CD19 chimeric antigen receptor (CAR) T cell therapy has demonstrated remarkable clinical results, allowing more than15 individuals with severe, refractory lupus to reach lasting, drug-free remission (decrease or absence of symptoms with no other treatments needed). This therapy involves reengineering a patient’s T cells to target and eliminate B cells, a key driver of lupus. After treatment, the B cells are rapidly cleared from the blood. About 90-150 days later, B cells return, but in a naive state— like pressing the reset button, the returning B cells have not yet learned to attack anything. While both monoclonal antibodies (lab-made molecules that bind to specific targets), like Rituximab, and CAR T cell therapy eliminate B cells from the blood, Rituximab does not effectively deplete B cells in tissues, which may explain its overall lower efficacy. Dr. Grieshaber-Bouyer will study tissues from people with lupus treated with CD19 CAR T cells to determine the mechanisms supporting this immune reset.

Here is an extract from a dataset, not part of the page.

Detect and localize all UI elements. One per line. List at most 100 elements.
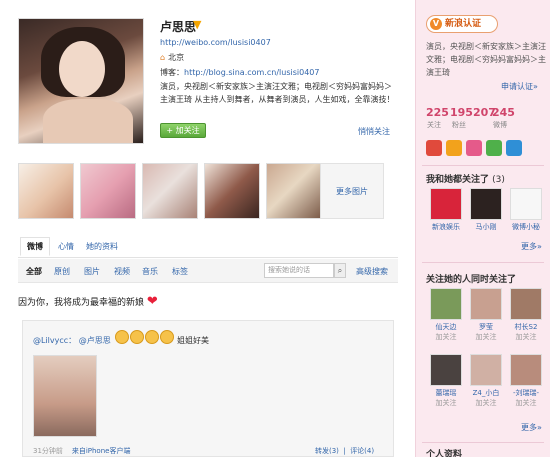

Dr. Grieshaber-Bouyer hypothesizes that CD19 CAR T cell therapy leads to an immune reset through multiple mechanisms, including the clearance of B cells from tissues such as the lymph nodes and the reshaping and normalization of other immune cells, including T cells. As part of the ongoing CAR-T cells in SysTemic B celL mediated autoimmunE Disease (CASTLE) trial, he will use state-of-the-art technology to compare immune cells from people with systemic lupus erythematosus (SLE) receiving CD19 CAR T cell therapy to those receiving Rituximab therapy.

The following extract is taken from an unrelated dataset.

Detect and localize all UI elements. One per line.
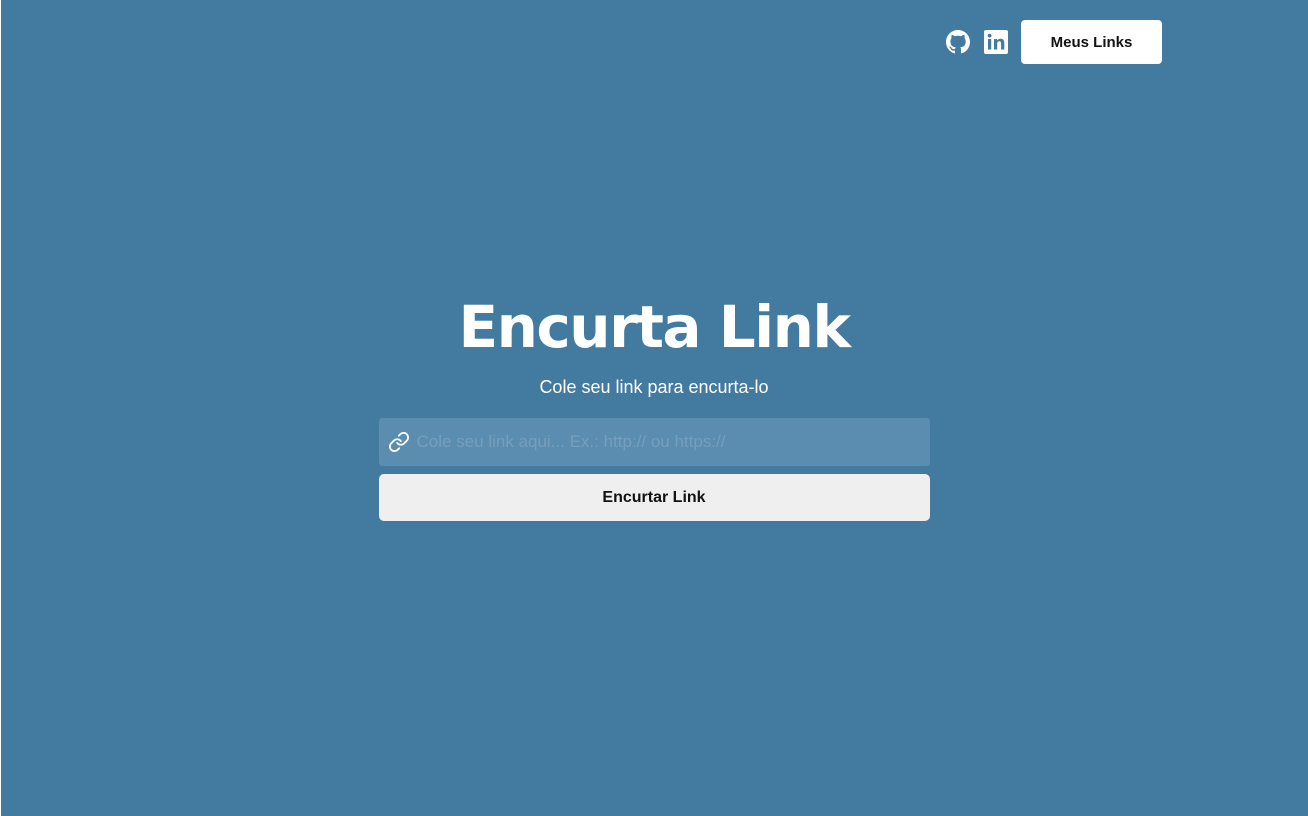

What this means for people with lupus

Understanding how CD19 CAR T cell therapy leads to lasting remission could provide new endpoints for clinical trials and define new markers of remission in lupus. Additionally, findings from Dr. Grieshaber-Bouyer’s study could improve immune monitoring of patients over time, leading to better long-term management of the disease

CD19 CAR-T cell therapy has demonstrated remarkable clinical efficacy in patients suffering from severe, refractory SLE. Therefore, cell therapies represent a promising direction for rheumatology and clinical development is advancing swiftly. In contrast, many immunological mechanisms of CAR-T cell therapy in SLE are much less clear. To further advance the field, it is required to better understand precisely which aspects of the complex SLE pathophysiology are altered by CAR-T cell therapy, and how these changes compare to other therapies such as Rituximab. While both monoclonal antibodies and CAR-T cells deplete B cells in circulation, CAR-T cells might be superior to depleting B cells deeper in the tissue, but this has so far not been comprehensively tested. Therefore, tissue level analyses as ancillary studies to CART cell trials are essential.

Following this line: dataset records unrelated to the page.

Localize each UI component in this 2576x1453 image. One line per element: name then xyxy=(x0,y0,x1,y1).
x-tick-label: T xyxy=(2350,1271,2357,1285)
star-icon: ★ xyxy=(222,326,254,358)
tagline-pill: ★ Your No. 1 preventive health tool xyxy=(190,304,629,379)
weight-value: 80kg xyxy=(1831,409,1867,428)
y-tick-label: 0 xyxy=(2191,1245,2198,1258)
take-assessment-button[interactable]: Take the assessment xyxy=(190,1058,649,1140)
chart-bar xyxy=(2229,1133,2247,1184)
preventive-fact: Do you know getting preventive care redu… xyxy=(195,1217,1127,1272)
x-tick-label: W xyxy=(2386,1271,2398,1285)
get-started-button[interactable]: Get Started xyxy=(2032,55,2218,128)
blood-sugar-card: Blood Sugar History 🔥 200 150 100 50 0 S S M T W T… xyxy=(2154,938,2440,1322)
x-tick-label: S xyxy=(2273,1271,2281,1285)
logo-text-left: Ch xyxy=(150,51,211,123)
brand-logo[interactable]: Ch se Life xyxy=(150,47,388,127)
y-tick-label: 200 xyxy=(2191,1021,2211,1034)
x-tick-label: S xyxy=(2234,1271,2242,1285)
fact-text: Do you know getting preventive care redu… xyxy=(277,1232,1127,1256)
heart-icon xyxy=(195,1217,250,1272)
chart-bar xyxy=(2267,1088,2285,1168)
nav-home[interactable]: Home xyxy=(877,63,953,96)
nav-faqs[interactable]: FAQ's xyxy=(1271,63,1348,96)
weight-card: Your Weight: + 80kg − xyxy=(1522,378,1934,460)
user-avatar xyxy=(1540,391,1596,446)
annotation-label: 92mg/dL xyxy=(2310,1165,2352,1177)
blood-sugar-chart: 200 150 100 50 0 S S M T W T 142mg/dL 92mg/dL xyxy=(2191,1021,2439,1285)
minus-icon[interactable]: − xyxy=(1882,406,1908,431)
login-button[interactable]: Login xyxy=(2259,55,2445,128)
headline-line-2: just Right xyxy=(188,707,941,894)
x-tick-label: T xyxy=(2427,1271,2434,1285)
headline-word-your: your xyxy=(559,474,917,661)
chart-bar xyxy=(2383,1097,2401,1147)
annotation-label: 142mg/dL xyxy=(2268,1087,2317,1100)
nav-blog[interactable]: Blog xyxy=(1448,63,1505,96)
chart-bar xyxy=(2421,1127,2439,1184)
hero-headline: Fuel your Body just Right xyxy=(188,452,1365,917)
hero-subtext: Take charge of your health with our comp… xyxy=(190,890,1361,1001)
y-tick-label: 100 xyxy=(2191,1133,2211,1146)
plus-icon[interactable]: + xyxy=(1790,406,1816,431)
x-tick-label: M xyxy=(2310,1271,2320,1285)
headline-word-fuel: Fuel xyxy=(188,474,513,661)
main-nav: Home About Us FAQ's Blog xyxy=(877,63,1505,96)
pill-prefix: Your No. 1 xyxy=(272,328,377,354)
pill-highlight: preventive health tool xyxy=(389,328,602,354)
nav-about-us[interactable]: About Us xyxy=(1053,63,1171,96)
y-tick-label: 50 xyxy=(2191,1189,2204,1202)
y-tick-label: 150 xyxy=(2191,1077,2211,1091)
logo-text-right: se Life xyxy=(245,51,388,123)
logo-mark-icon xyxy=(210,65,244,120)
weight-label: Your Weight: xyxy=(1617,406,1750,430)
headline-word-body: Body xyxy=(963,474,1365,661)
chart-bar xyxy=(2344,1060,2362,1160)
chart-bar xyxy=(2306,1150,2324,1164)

Furthermore, it is surprising and not entirely understood how the depletion of B cells alone is capable of inducing drug-free remission of SLE for many years since the disease is also driven by other types of immune cells, such as autoreactive T cells and by proinflammatory changes in myeloid cells. Thus, a better characterization of the autoimmune T cells and myeloid cells involved in SLE patients undergoing CAR-T cell therapy in comparison to monoclonal antibodies, is necessary. Finally, approaches to quantify and monitor the degree of immune reset are currently lacking, impeding the use of molecular/surrogate endpoints in clinical trials and facilitating comparison between treatment approaches.

The overarching objective of this proposal is to understand the mechanisms by which an immune reset is induced in SLE patients receiving CD19 CAR-T cell therapy by performing deep immune profiling of tissue niches and blood leukocytes. These studies will be performed concomitantly to our ongoing academic phase I/IIA trial (CASTLE). We pursue the overall hypothesis that CD19 CAR-T cell therapy interrupts SLE pathophysiology on multiple levels, leading to an immune reset. We hypothesize that this entails (i) clearance of B cells from lymph nodes with subsequent remodeling of the immune cell network, (ii) reshapes the T cell receptor repertoire and (iii) normalizes overall T cell and myeloid cell activation. These hypotheses will be tested via high dimensional immune cell profiling of longitudinal patient samples obtained from SLE patients receiving CD19 CAR-T cells as part of our CASTLE trial, and compared to patients receiving Rituximab therapy. This will allow us to uncover the molecular mechanisms associated with deep B cell depletion induced by CD19 CAR-T cell therapy. Furthermore, it will allow us to define molecular remission in SLE, which is important for benchmarking therapies, as molecular endpoint in clinical trials and to define meaningful features for longitudinal immune surveillance.